La barbarie du mouvement criminel de Boko Haram au Nigéria est sans limite. En face, une impuissance meurtrie des nations civilisées. Le 14 avril dernier des hordes sauvages ont envahi un lycée de Chibok et ont capturé 276 filles âgées entre 12 et 17 ans. 53 parmi elles parviendront à s’échapper. Les autres sont violées, battues en attendant qu’elles soient vendues comme esclaves. Leur crime ? Etre filles et aller au lycée. Pour le champion toute catégorie de la régression et de la sauvagerie, ce sont là deux choses insupportables.
Cette horreur nous concerne tous. Quand la soif du mal s’accompagne d’ignorance et de haine, elle vise en premier les enfants, parce qu’ils ne peuvent pas se défendre, parce qu’aucun parent n’a imaginé qu’en envoyant ses filles au lycée, il les jetait dans les bras de l’ignominie et de la brutalité sanguinaire. Nous sommes concernés parce que Boko Haram considère que "l’éducation occidentale est un pêché" et que ces lycéennes, au lieu de se marier, sont en train d’être contaminées par cette offense à Dieu. Mais quel Dieu ?

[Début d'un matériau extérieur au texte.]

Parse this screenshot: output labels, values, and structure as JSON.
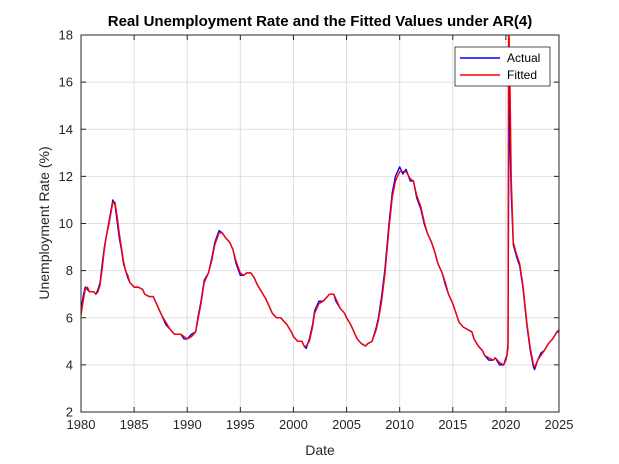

Tout le monde a condamné cette prise d’otages et les tortures subies par ces jeunes filles. "Rendez-nous les filles" ! Slogan gentil mais si naïf. Il fallait le brandir pour signifier une solidarité de par le monde. Mais face à la cruauté, à la sauvagerie la plus abjecte, les slogans paraissent bien faibles et sans efficacité. Il fallait, il faudrait non seulement aider la police et l’armée du Nigéria à récupérer les filles, mais que des soldats de plusieurs pays au sein des Nations Unie interviennent pour assurer la sécurité des enfants fréquentant les écoles au Nigéria. Nous ne savons pas ce que les chefs d’Etats africains réunis par François Hollande à l’Elysée ont décidé de faire. Cette réunion date à présent d’un mois et aujourd’hui cela fait deux longs mois de calvaire pour les filles. Alors à quoi servent les Nations Unies, les Etats démocratiques, à quoi servent les découvertes scientifiques, les progrès technologiques, les moyens de communication les plus sophistiqués si rien ne peut être fait pour empêcher un salaud de disposer de 223 jeunes filles, de les violer, les martyriser, les brûler et les vendre comme du bétail qui ne sert plus ?
Crier, dénoncer, hurler, manifester sont des gestes que Boko Haram ne comprend pas, à la limite ça le fait rire, ça l’amuse de nous voir protester. Il sait qu’aucun Etat et probablement pas le Nigéria ne vont lui barrer la route. De toute façon, les filles forment un bouclier. Que faire en ce jour où nous pouvons aisément imaginer les souffrances que subissent ces filles ? Notre compassion n’est pas suffisante et leur besoin de consolation est incommensurable. Alors que fait M. Goodluck Jonathan, le président du Nigéria ? Sait-il (oui, il sait) que chaque heure qui passe c’est l’enfer qui grave son empreinte sur le corps des jeunes filles. L’enfer fait des trous dans la tête et massacre ces malheureuses. Même si elles arrivent à échapper à cet enfer, leur vie est déjà brisée, cambriolée, déchiquetée.La lutte contre le terrorisme a lieu quotidiennement dans les aéroports, elle est souvent ridicule. Les tueurs d’enfants ne passent pas par là. Ils ont leur circuit, celui par où transite la drogue, celui qui permet la prise d’otages occidentaux échangés contre de confortables rançons. Oui, la démocratie est impuissante face à la mafia, au crime, à la barbarie.
Pourtant nous savons que dans leur sommeil agité, dans leurs rêves brûlés, dans leur espoir haletant, les 223 lycéennes regardent vers cet Occident, vers la liberté, vers les valeurs d’humanisme et de solidarité. Que pouvons nous faire ? Nous entendons leurs voix, nous imaginons leurs souffrances. Alors demandons à l’Europe, à l’Amérique, demandons au monde humilié par ces crimes de faire pression sur les responsables nigérians et aussi sur l’ONU qui, pour une fois, pourra prendre une initiative qui sorte de l’ordinaire et qu’elle fasse ce qu’il faut pour ramener ces filles dans leurs familles.